Mandarin Chinese is one of the fastest developed languages in the world and has helped China’s comfortable force in its autonomous regions.China has also promoted the examination of Mandarin Chinese through its state-affiliated educational associations, such as the Confucius International Institutes, in the past.referred through U.S. officials as a “smart influence campaign” through the Chinese government.

Enkhabtu, director of the South Mongolia Human Rights Information Center, told the Voice of Chinese America (VOA), funded by the U.S. government, on Wednesday (August 26) that Beijing has long aimed to get rid of Mongolian language centers, starting with Chinese language school.Programs.

“We strongly condemn this Chinese of the cultural genocide in Inner Mongolia,” Enkhabtu told the VOA.

“It’s not just a language consultation,” he continued. The Mongols have been suffocated by the Chinese Communist Party for too long.Our language is all we have left. If it is deleted, there will be no Mongolian identity for us”.
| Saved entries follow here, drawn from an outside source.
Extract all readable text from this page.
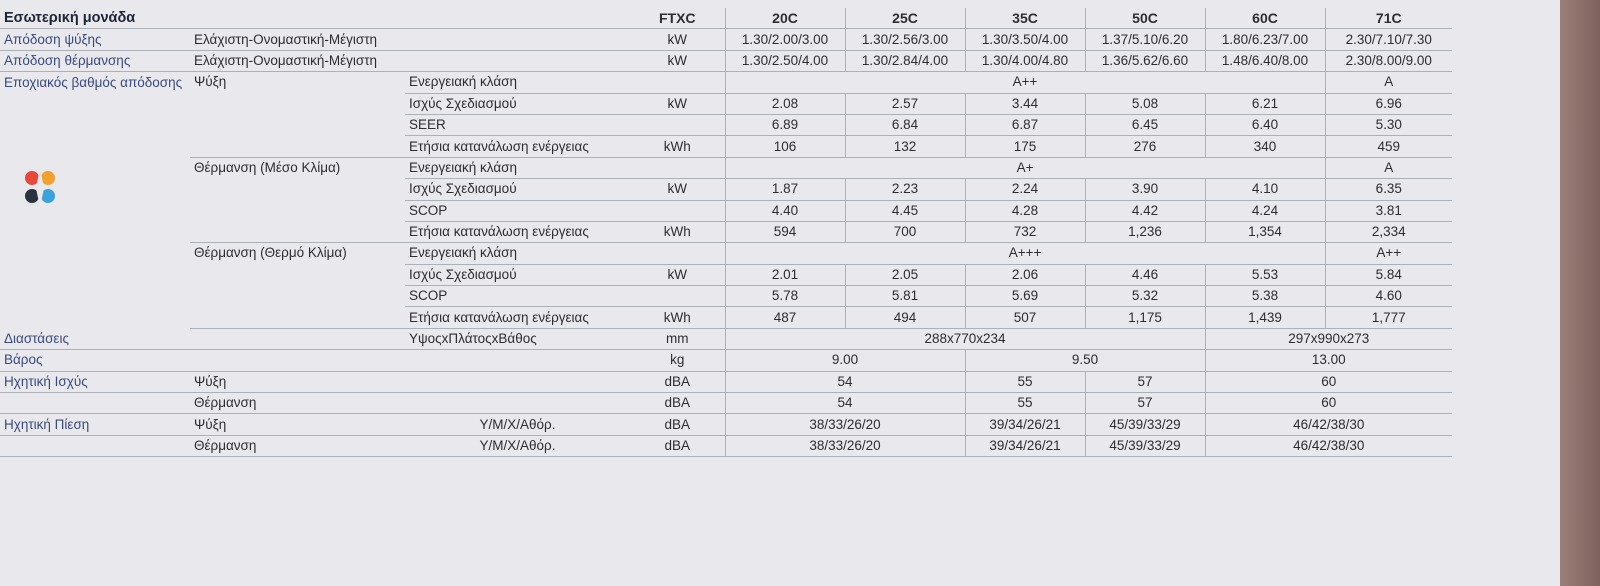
Εσωτερική μονάδα			FTXC	20C	25C	35C	50C	60C	71C
Απόδοση ψύξης	Ελάχιστη-Ονομαστική-Μέγιστη		kW	1.30/2.00/3.00	1.30/2.56/3.00	1.30/3.50/4.00	1.37/5.10/6.20	1.80/6.23/7.00	2.30/7.10/7.30
Απόδοση θέρμανσης	Ελάχιστη-Ονομαστική-Μέγιστη		kW	1.30/2.50/4.00	1.30/2.84/4.00	1.30/4.00/4.80	1.36/5.62/6.60	1.48/6.40/8.00	2.30/8.00/9.00
Εποχιακός βαθμός απόδοσης	Ψύξη	Ενεργειακή κλάση		A++					A
		Ισχύς Σχεδιασμού	kW	2.08	2.57	3.44	5.08	6.21	6.96
		SEER		6.89	6.84	6.87	6.45	6.40	5.30
		Ετήσια κατανάλωση ενέργειας	kWh	106	132	175	276	340	459
	Θέρμανση (Μέσο Κλίμα)	Ενεργειακή κλάση		A+					A
		Ισχύς Σχεδιασμού	kW	1.87	2.23	2.24	3.90	4.10	6.35
		SCOP		4.40	4.45	4.28	4.42	4.24	3.81
		Ετήσια κατανάλωση ενέργειας	kWh	594	700	732	1,236	1,354	2,334
	Θέρμανση (Θερμό Κλίμα)	Ενεργειακή κλάση		A+++					A++
		Ισχύς Σχεδιασμού	kW	2.01	2.05	2.06	4.46	5.53	5.84
		SCOP		5.78	5.81	5.69	5.32	5.38	4.60
		Ετήσια κατανάλωση ενέργειας	kWh	487	494	507	1,175	1,439	1,777
Διαστάσεις		ΥψοςxΠλάτοςxΒάθος	mm	288x770x234				297x990x273	
Βάρος			kg	9.00		9.50		13.00	
Ηχητική Ισχύς	Ψύξη		dBA	54		55	57	60	
	Θέρμανση		dBA	54		55	57	60	
Ηχητική Πίεση	Ψύξη	Υ/Μ/Χ/Αθόρ.	dBA	38/33/26/20		39/34/26/21	45/39/33/29	46/42/38/30	
	Θέρμανση	Υ/Μ/Χ/Αθόρ.	dBA	38/33/26/20		39/34/26/21	45/39/33/29	46/42/38/30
Enkhbatu added that many Mongolians should demonstrate in schools.

The video he circulated on Twitter on Sunday, August 30, gave the impression of showing academics in Inner Mongolia protesting against the new Mandarin Chinese language program.Several videos posted through the YouTube page of the Human Rights Information Center of Southern Mongolia showed dozens of people accumulated in protest, as well as primary school textbooks written in Mandarin Chinese or Mongolian.

According to The Hill, China’s crusade to erode the cultural identities of its minority ethnic teams extends beyond Inner Mongolia.The Chinese Communist Party has replaced local dialects with Mandarin Chinese, i.e. in schools in the Xinjiang Autonomous Region, as well as in the Himalayan Autonomous Region.Tibet Region.